The impact of childhood bullying can last long into adulthood. For example, just look at Great Britain’s new princess, Kate Middleton.
“One of the wedding presents they wanted was for donations to charity, and one of the major charities they wanted donations for is called Beatbullying,” says Dr. Thomas Wright, chief medical officer for the Rockford, Ill.-based Rosecrance Health Network. “That’s because Kate was bullied as a youngster, because she was skinny and very pale.”
It’s bad enough when you’re a kid, but adults may continue to suffer the effects of childhood bullying years or decades later, leading to clinical depression, anxiety and substance abuse.
“A lot of people think that bullying is just part of growing up, that it’s sort of something kids will work out,” Wright says. “Sometimes that happens. Oftentimes it doesn’t, and it ends up being a chronic trauma issue. It has pretty serious consequences down the line.”
For members of the LGBT community, adolescent bullying can lead to self-loathing. “It makes what already is a difficult sexual developmental process in adolescence that much more difficult,” Wright says.
According to Mental Health America, a nonprofit advocacy organization, U.S. teens hear slurs such as “homo,” “faggot” and “sissy” about 26 times a day or once every 14 minutes. One study found that 31 percent of gay youth had been threatened or injured at school in the last year alone. As a result, LGBT students are more likely to skip school due to fear, threats and property vandalism.
In the wake of several high-profile cases of suicide by young people who were the targets of bullying, parents, educators and behavioral health professionals have turned their attention to the effects, interventions, treatment and support for those who are affected.
Wright and other health professionals addressed the growing crisis at “Peeling Back the Layers of Bullying,” a day-long workshop held April 29 at Lussier Family Heritage Center in Madison. The workshop featured sessions led by clinical staff from Madison’s Connections Counseling and Rosecrance, both of which treat individuals with substance abuse and mental health disorders.
Topics included “Bullying: A Crisis in Mental Health.” “Cyber Attack: Bullying and Social Media,” “Growing Pains: Healthy Ways of Coping with Stress and Anxiety as an Emerging Adult” and “Creating Connections: Mentoring and Peer Support.” About 30 healthcare professionals from Madison, Milwaukee and Rockford attended.
According to Mental Health America, 22 percent of gay students skipped school in the past month because they felt unsafe; 28 percent drop out – more than three times the national average.
But bullying doesn’t end with adulthood. Wright, a child and adolescent psychiatrist who lives in the Madison area, identifies three general forms of bullying that can occur throughout life.
Direct bullying is obvious. Indirect bullying is subtler. “It’s where the bully sabotages those around you – to you,” he says. “They talk badly to coworkers about you, but they won’t do it to your face. They might plant rumors about you. They might imply that you’re not a good worker. They sabotage your ability to succeed. A lot of times, victims don’t even know where the source is.”

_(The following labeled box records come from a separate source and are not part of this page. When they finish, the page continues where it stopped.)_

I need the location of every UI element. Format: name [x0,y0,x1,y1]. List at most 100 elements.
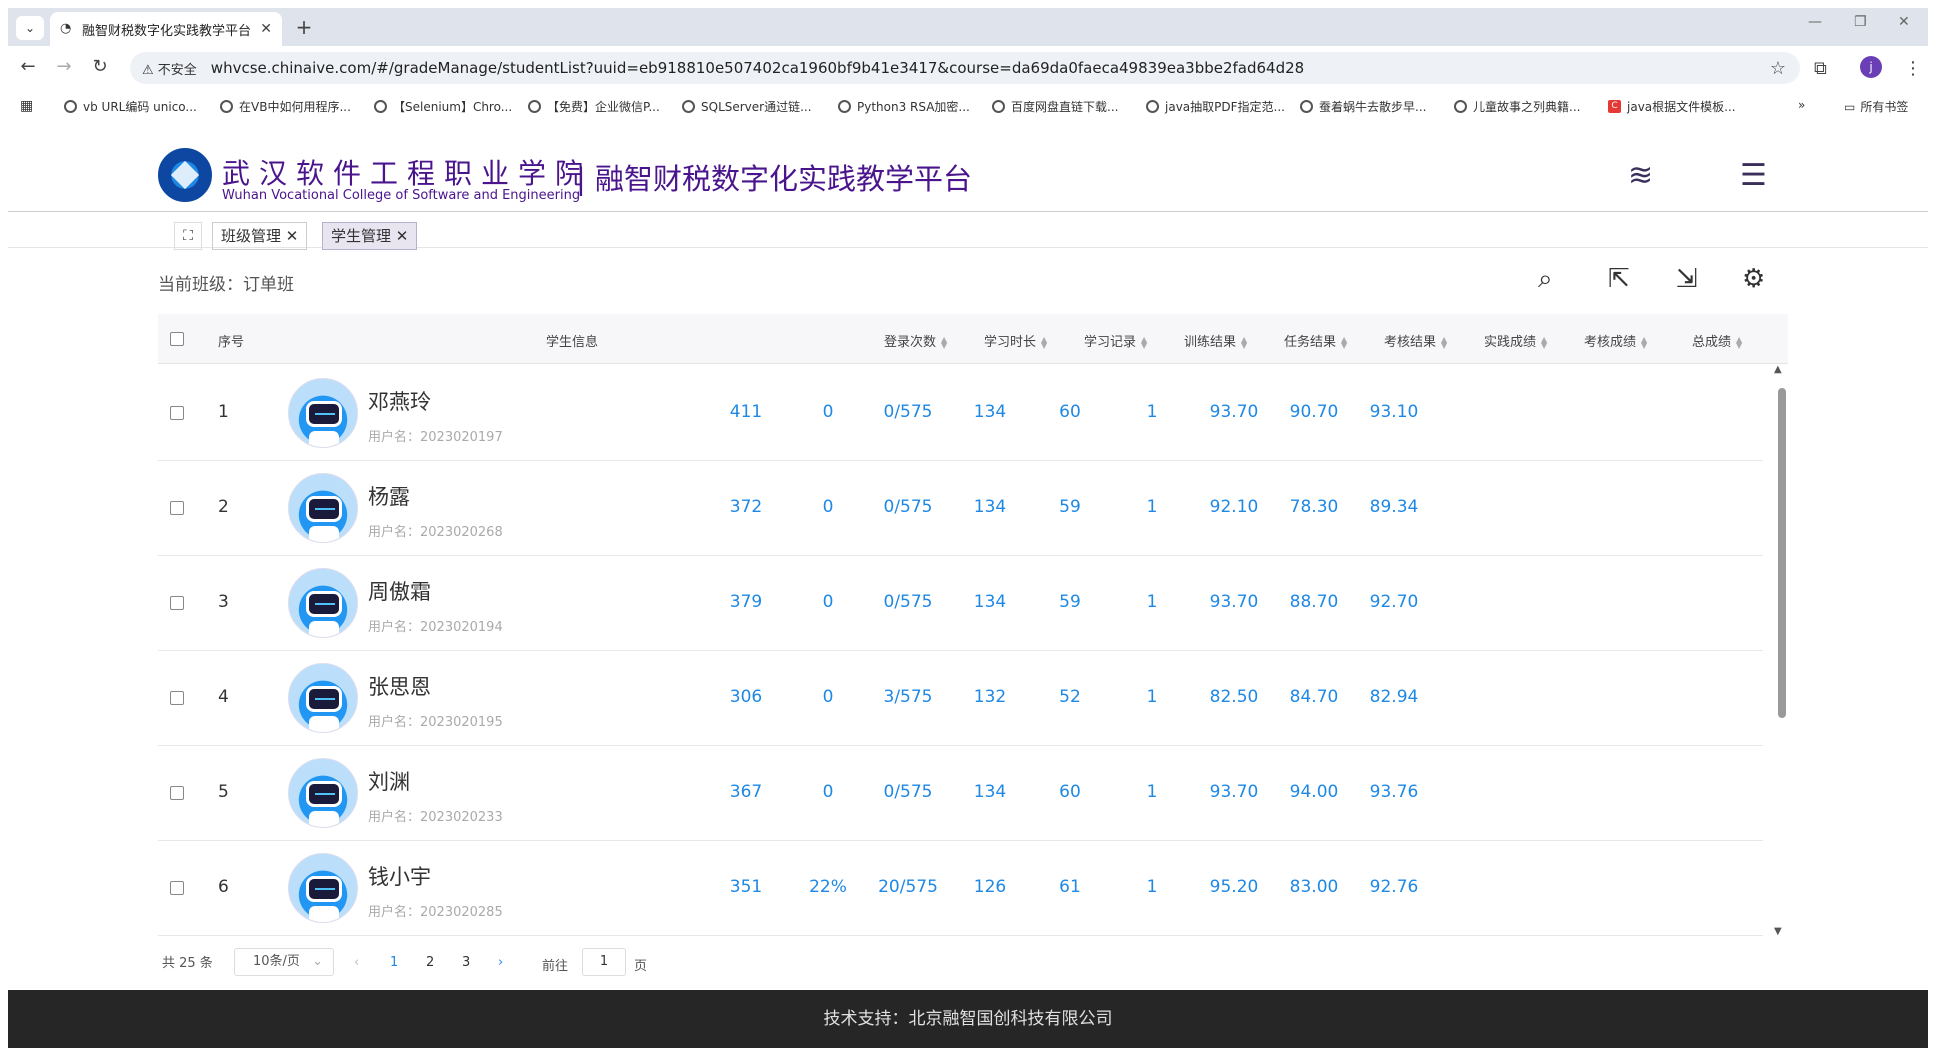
next-page-icon[interactable]: › [498,955,503,970]
cell-logins[interactable]: 372 [706,497,786,517]
sort-icon[interactable]: ▲ ▼ [1441,335,1447,349]
cell-logins[interactable]: 379 [706,592,786,612]
gear-icon[interactable]: ⚙ [1742,264,1765,294]
header-study-time[interactable]: 学习时长 ▲ ▼ [984,331,1047,350]
page-3[interactable]: 3 [462,955,470,970]
bookmark-item[interactable]: Python3 RSA加密... [838,98,970,115]
cell-task-result[interactable]: 61 [1030,877,1110,897]
cell-exam-score[interactable]: 78.30 [1274,497,1354,517]
forward-icon[interactable]: → [52,56,76,77]
cell-total-score[interactable]: 82.94 [1354,687,1434,707]
cell-study-records[interactable]: 3/575 [868,687,948,707]
bookmark-item[interactable]: 儿童故事之列典籍... [1454,98,1580,115]
cell-training-result[interactable]: 134 [950,782,1030,802]
cell-study-time[interactable]: 0 [788,687,868,707]
list-menu-icon[interactable]: ☰ [1740,158,1767,193]
import-icon[interactable]: ⇲ [1676,264,1698,294]
bookmark-item[interactable]: Cjava根据文件模板... [1608,98,1736,115]
profile-avatar[interactable]: j [1860,56,1882,78]
cell-study-records[interactable]: 0/575 [868,782,948,802]
cell-study-time[interactable]: 22% [788,877,868,897]
sort-icon[interactable]: ▲ ▼ [1141,335,1147,349]
cell-task-result[interactable]: 60 [1030,782,1110,802]
cell-training-result[interactable]: 134 [950,592,1030,612]
bookmark-star-icon[interactable]: ☆ [1770,58,1786,79]
table-row[interactable]: 2 杨露 用户名：2023020268 372 0 0/575 134 59 1 92.10 78.… [158,461,1763,556]
header-study-records[interactable]: 学习记录 ▲ ▼ [1084,331,1147,350]
cell-training-result[interactable]: 132 [950,687,1030,707]
table-row[interactable]: 4 张思恩 用户名：2023020195 306 0 3/575 132 52 1 82.50 84… [158,651,1763,746]
sort-icon[interactable]: ▲ ▼ [1341,335,1347,349]
cell-practice-score[interactable]: 92.10 [1194,497,1274,517]
prev-page-icon[interactable]: ‹ [354,955,359,970]
url-text[interactable]: whvcse.chinaive.com/#/gradeManage/studen… [211,59,1304,77]
fullscreen-icon[interactable]: ⛶ [174,222,202,250]
cell-total-score[interactable]: 92.70 [1354,592,1434,612]
cell-logins[interactable]: 411 [706,402,786,422]
restore-icon[interactable]: ❐ [1854,14,1867,30]
header-exam-result[interactable]: 考核结果 ▲ ▼ [1384,331,1447,350]
bookmark-item[interactable]: vb URL编码 unico... [64,98,197,115]
browser-tab-active[interactable]: ◔ 融智财税数字化实践教学平台 ✕ [50,12,282,46]
all-bookmarks[interactable]: ▭ 所有书签 [1844,98,1908,115]
cell-total-score[interactable]: 93.10 [1354,402,1434,422]
cell-practice-score[interactable]: 82.50 [1194,687,1274,707]
goto-page-input[interactable]: 1 [582,948,626,976]
cell-exam-result[interactable]: 1 [1112,687,1192,707]
cell-exam-result[interactable]: 1 [1112,592,1192,612]
cell-study-time[interactable]: 0 [788,497,868,517]
select-all-checkbox[interactable] [170,332,184,346]
page-2[interactable]: 2 [426,955,434,970]
cell-total-score[interactable]: 92.76 [1354,877,1434,897]
tab-search-button[interactable]: ⌄ [16,16,44,40]
cell-study-records[interactable]: 0/575 [868,497,948,517]
apps-grid-icon[interactable]: ▦ [20,98,33,114]
cell-task-result[interactable]: 60 [1030,402,1110,422]
bookmark-item[interactable]: 【Selenium】Chro... [374,98,512,115]
bookmark-item[interactable]: java抽取PDF指定范... [1146,98,1285,115]
row-checkbox[interactable] [170,501,184,515]
security-warning[interactable]: ⚠ 不安全 [142,59,197,78]
table-scrollbar[interactable] [1778,388,1786,718]
bookmark-item[interactable]: 在VB中如何用程序... [220,98,351,115]
table-row[interactable]: 5 刘渊 用户名：2023020233 367 0 0/575 134 60 1 93.70 94.… [158,746,1763,841]
cell-practice-score[interactable]: 93.70 [1194,402,1274,422]
cell-training-result[interactable]: 134 [950,402,1030,422]
header-total-score[interactable]: 总成绩 ▲ ▼ [1692,331,1742,350]
cell-logins[interactable]: 306 [706,687,786,707]
cell-study-records[interactable]: 20/575 [868,877,948,897]
header-practice-score[interactable]: 实践成绩 ▲ ▼ [1484,331,1547,350]
cell-logins[interactable]: 351 [706,877,786,897]
cell-exam-score[interactable]: 84.70 [1274,687,1354,707]
sort-icon[interactable]: ▲ ▼ [1541,335,1547,349]
bookmark-item[interactable]: SQLServer通过链... [682,98,812,115]
search-icon[interactable]: ⌕ [1538,264,1553,295]
row-checkbox[interactable] [170,691,184,705]
layers-icon[interactable]: ≋ [1628,158,1653,193]
cell-exam-score[interactable]: 83.00 [1274,877,1354,897]
extensions-icon[interactable]: ⧉ [1814,58,1827,79]
cell-total-score[interactable]: 93.76 [1354,782,1434,802]
minimize-icon[interactable]: — [1808,14,1822,30]
cell-task-result[interactable]: 59 [1030,592,1110,612]
cell-study-time[interactable]: 0 [788,402,868,422]
cell-exam-result[interactable]: 1 [1112,497,1192,517]
row-checkbox[interactable] [170,881,184,895]
cell-practice-score[interactable]: 95.20 [1194,877,1274,897]
row-checkbox[interactable] [170,406,184,420]
cell-practice-score[interactable]: 93.70 [1194,592,1274,612]
cell-exam-score[interactable]: 88.70 [1274,592,1354,612]
table-row[interactable]: 3 周傲霜 用户名：2023020194 379 0 0/575 134 59 1 93.70 88… [158,556,1763,651]
back-icon[interactable]: ← [16,56,40,77]
cell-task-result[interactable]: 52 [1030,687,1110,707]
cell-study-time[interactable]: 0 [788,782,868,802]
sort-icon[interactable]: ▲ ▼ [941,335,947,349]
bookmarks-overflow[interactable]: » [1798,98,1805,112]
cell-training-result[interactable]: 126 [950,877,1030,897]
cell-logins[interactable]: 367 [706,782,786,802]
scroll-down-icon[interactable]: ▼ [1774,926,1782,937]
cell-total-score[interactable]: 89.34 [1354,497,1434,517]
sort-icon[interactable]: ▲ ▼ [1241,335,1247,349]
reload-icon[interactable]: ↻ [88,56,112,77]
cell-study-time[interactable]: 0 [788,592,868,612]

Finally, there’s bullying of exclusion. “People are left out of social groups or social situations that they really ought to be included in, but they’re left out to lower that person’s self-esteem,” Wright says. “That certainly is a kind (of bullying) that happens with adults in the workplace.”
For both adults and children, bullying is an equal-opportunity problem, Wright says. There are no special identifiers for potential victims.
“It happens across the board,” he says. Still, there are some characteristics that many victims share. “They tend to be a little more socially withdrawn, more sensitive, maybe quieter or passive.”
Bullying was not studied much before 2005, when the rise of cyber bullying attracted attention. Current studies are just beginning to examine long-term effects, but depression and anxiety already have been identified, sometimes leading to suicide and self-injury, or “cutting.” Bullying can also be a contributing factor in alcohol and drug addiction, as victims attempt to self-medicate.
“Whatever psychological processes are still going on in your own head about self-esteem, your own self-worth, it can really be helpful to look at that as an adult, about what happened to you as a child,” he says. “It is important to look at it throughout the cycle. Part of the problem is that we want to ignore it: ‘That’s something I went through. That’s just something kids do, I don’t want to go through that again.’ Awareness doesn’t happen once we put our heads in the sand.”
There’s at least one other tragic reason to look at the effects of bullying.
“Interesting enough, there are about 10 to 20 percent of victims who turn into bullies themselves,” Wright says. “That contributes to the cycle of it.”